Palm Trader

History
- Namesake: Media
- Owner: Cunard Line (1963-1971); State Shipping Service of Western Australia (1971-1978); Seaforth Investment Trust (1978-1987);
- Operator: Cunard Line (1963-1971); State Shipping Service of Western Australia (1971-1978); Seaforth Investment Trust (1978-1987);
- Port of registry: Liverpool (1963-1971); Fremantle (1971-1978); Piraeus (1978-1987);
- Builder: John Readhead & Sons
- Yard number: 612
- Launched: 20 June 1963
- Completed: October 1963
- Identification: Official number 303887
- Fate: Caught fire October 1983, sank 1987
- Status: Sank

General characteristics
- Tonnage: 5,586 GRT; 7,300 DWT;
- Length: 436.9 ft (133.2 m)
- Beam: 60.3 ft (18.4 m)
- Height: 24.7 ft (7.5 m)
- Propulsion: Sulzer 7RD68
- Speed: 17 knots

= Palm Trader =

MV Palm Trader was a Greek cargo ship that caught fire in 1983. Built by John Readhead & Sons, South Shields for the Cunard Line, it subsequently operated for Stateships and other shipping lines.

==History==
Built as the Media by John Readhead & Sons, South Shields for the Cunard Line, the ship was delivered in October 1963. She was the second ship of her name constructed for the company, the first having been built in 1946 and sold to Italian buyers in 1961. In June 1971 it was sold to Stateships and renamed Beroona after being modified at the Taikoo Dockyard, Hong Kong.

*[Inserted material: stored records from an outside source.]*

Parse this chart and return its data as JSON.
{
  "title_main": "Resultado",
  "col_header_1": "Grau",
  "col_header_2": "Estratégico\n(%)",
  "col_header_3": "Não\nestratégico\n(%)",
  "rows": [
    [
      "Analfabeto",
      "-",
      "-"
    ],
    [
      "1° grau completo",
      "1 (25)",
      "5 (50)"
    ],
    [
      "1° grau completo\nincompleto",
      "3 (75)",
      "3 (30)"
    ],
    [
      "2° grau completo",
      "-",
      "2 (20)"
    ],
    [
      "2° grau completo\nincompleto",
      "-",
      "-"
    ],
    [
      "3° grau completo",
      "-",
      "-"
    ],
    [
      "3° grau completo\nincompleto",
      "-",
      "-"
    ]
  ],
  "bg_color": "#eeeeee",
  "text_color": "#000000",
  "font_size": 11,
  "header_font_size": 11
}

In 1976, the Beroona was withdrawn from North West Australia services and began operating to Western Port and Burnie.

In December 1978 it was sold to the Seaforth Investment Trust, Monrovia, being resold to Greece and renamed the Palm Trader. It caught fire on 18 October 1983 while anchored at Bandar Abbas, It was declared a total loss and in 1987 sank off Larak Island.